Please note that system access requests can only be submitted by Role Security Administrators (RSAs), divisional control points, or designated Oracle Financials Cloud (OFC) central leads. Any system access requests submitted via the FMM Universal Request form will be closed, and users will be directed to contact the appropriate RSA or central lead for their request.

Not sure who your department’s RSA is? A full list of RSAs across all divisions is available here.

Instructions for Access Requests by System

Campus System	How to Request Access	ServiceNow Catalog
Concur	RSA submits a ticket on behalf of employees, with supervisor/Business Officer approval.	RSA Role Provisioning
Gateway	RSA submits a ticket on behalf of employees, with supervisor/Business Officer approval. Exception: Project Analyst and Project Manager roles are provisioned centrally during project setup.	RSA Role Provisioning
FinHub	Employee or supervisor can submit a request; ticket will be routed to RSA.	FinHub Access Request form
Transfers	Divisional control points will provide a list of users to the FMM Security & Controls team.	N/A
PGM Module	Project Analysts and Project Managers are identified at time of project setup. To request role changes, use the PGM ServiceNow catalog.	Projects & Grants Management
Transfers of Expense (Coming Soon)	RSA submits a ticket on behalf of employees, with supervisor/Business Officer approval. Exception: Project Analyst approval role is provisioned centrally during project setup.	RSA Role Provisioning
Legacy Data Warehouse Tools	Employee or supervisor can submit a request; ticket will be routed to RSA	FinHub Access Request form

Please include the user’s UCSB netid, required roles, and Financial Reporting Units (FRUs) in all access requests.
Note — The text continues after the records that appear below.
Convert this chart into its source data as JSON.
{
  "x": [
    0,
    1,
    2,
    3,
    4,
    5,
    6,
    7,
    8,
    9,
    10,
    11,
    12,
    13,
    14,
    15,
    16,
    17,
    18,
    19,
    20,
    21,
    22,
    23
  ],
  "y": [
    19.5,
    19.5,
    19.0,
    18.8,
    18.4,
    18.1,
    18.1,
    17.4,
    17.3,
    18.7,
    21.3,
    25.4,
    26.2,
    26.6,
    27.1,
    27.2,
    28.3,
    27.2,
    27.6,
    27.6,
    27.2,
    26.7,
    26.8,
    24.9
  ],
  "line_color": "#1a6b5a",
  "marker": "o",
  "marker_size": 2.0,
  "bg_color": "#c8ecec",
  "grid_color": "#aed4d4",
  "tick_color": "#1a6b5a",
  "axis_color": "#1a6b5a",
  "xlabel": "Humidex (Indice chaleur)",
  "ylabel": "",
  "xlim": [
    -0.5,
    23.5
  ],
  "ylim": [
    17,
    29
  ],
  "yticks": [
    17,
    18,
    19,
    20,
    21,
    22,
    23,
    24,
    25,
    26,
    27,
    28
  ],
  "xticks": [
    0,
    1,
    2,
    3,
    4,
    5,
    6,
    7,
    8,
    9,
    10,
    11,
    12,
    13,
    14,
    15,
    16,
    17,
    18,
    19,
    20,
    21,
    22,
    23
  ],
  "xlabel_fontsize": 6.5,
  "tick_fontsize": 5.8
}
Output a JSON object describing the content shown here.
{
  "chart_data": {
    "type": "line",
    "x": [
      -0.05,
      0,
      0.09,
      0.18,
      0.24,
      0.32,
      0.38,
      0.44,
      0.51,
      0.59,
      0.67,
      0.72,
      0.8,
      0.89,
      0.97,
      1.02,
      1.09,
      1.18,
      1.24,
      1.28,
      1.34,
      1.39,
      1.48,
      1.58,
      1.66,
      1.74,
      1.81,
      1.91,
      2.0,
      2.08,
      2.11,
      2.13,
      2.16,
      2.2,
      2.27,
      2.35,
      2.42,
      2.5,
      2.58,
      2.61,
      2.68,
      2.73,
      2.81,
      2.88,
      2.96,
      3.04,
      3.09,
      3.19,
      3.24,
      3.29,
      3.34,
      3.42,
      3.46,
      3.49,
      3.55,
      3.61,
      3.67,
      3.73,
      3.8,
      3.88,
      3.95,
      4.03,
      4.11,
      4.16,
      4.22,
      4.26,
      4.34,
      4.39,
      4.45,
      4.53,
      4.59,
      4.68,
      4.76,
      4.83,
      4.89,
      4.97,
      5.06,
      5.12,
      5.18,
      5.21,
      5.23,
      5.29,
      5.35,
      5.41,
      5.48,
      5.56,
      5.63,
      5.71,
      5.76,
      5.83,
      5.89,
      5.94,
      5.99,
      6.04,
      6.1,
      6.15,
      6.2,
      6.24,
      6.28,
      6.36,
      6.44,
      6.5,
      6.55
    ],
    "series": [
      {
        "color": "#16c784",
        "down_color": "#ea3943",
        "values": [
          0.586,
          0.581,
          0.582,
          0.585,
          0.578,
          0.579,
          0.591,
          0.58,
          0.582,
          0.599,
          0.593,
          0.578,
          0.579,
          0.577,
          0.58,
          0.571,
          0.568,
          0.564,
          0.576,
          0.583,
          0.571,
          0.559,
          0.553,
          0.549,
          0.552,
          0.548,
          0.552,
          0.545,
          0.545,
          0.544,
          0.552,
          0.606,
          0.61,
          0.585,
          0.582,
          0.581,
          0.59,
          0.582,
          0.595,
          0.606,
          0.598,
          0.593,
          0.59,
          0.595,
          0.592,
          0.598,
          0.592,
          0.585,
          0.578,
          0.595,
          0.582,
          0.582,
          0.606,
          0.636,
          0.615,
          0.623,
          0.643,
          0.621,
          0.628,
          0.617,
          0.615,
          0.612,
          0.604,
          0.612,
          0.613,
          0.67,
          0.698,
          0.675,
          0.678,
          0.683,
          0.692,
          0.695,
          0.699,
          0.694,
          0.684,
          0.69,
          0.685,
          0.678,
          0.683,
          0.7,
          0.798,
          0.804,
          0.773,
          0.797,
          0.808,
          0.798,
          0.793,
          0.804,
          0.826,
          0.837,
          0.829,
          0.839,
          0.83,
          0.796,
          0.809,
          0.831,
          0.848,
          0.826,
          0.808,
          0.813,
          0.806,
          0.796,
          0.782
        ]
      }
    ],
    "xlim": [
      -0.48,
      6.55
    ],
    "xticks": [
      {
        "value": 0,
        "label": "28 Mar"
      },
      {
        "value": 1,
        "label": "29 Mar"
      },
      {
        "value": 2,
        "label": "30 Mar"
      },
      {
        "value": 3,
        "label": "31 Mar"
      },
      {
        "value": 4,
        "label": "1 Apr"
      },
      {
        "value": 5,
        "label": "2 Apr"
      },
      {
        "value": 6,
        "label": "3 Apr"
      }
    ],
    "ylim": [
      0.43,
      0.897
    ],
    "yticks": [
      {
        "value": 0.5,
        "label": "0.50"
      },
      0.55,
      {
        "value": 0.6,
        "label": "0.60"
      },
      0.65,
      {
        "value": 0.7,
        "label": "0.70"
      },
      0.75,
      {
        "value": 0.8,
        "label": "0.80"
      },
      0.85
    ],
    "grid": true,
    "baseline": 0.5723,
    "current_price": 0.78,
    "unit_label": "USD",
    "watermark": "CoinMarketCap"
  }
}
Note: The system access requests matrix will continue to be updated with additional systems and provisioning processes as needed. Last updated on August 8.

Frequently Asked Questions

I didn’t receive the right access to Gateway and/or Concur when these systems went live. What should I do?

We are aware of some discrepancies with provisioned Gateway and Concur roles and have been working to correct these. If your access is not correct for either of these systems, reach out to your department’s RSA so they can submit a request on your behalf. These instructions are available to help users identify their role assignments in Gateway.

IT and BFS teams have been working to resolve issues with roles and user IDs being synchronized. Please avoid changing your UCSB netid until notified.

How are Project Analyst and Project Manager roles assigned?

These approval roles in Gateway and TOE are derived from Oracle Projects & Grants Management, and are provisioned centrally during project setup in PGM. These roles are not assigned by a department's RSA. Project Analysts assigned to Sponsored Projects must be designated by Research Financial Analysts.

Requests to change assignments on specific projects must be submitted through the Projects & Grants Management service catalog in ServiceNow.

If I’m an RSA, how can I see what roles are currently assigned to users in my area?

Divisional control points were emailed a report of current role assignments across all units on July 30. Please submit an FMM Universal Request ticket or submit a contact form on the FMM website if you have any further questions about this report.

How do I know what roles should be assigned based on a user’s job responsibilities?

There are several resources available to assist departments with role assignments to maintain internal controls and separation of duties:

Gateway Roles Matrix - identifies job functions of each role and where two roles cannot be assigned to the same user within the purchasing system
Concur Role Guidelines - explains the various roles and associated responsibilities in the Concur Travel & Expense Management system

What is the process for establishing a new department RSA?

The “Manage Role Security Administrators” ServiceNow catalog should be used to request the setup, update, or removal of an RSA assignment. Please note that all submissions will be routed to your area’s divisional control point for review/approval. If you are aware of any gaps in coverage or upcoming changes to RSA assignments in your area, please coordinate with your divisional control point and use the form to initiate updates.

Please note that some units currently rely on a single RSA, which may cause a gap in coverage when this person is out and unable to manage role requests. To avoid disruption, we strongly recommend that each unit has at least one backup RSA assigned. Prior to submitting a request for a backup RSA, please consult with your divisional control point to discuss what will work best for your area. In some cases, backup RSAs may already be assigned from outside of your immediate unit.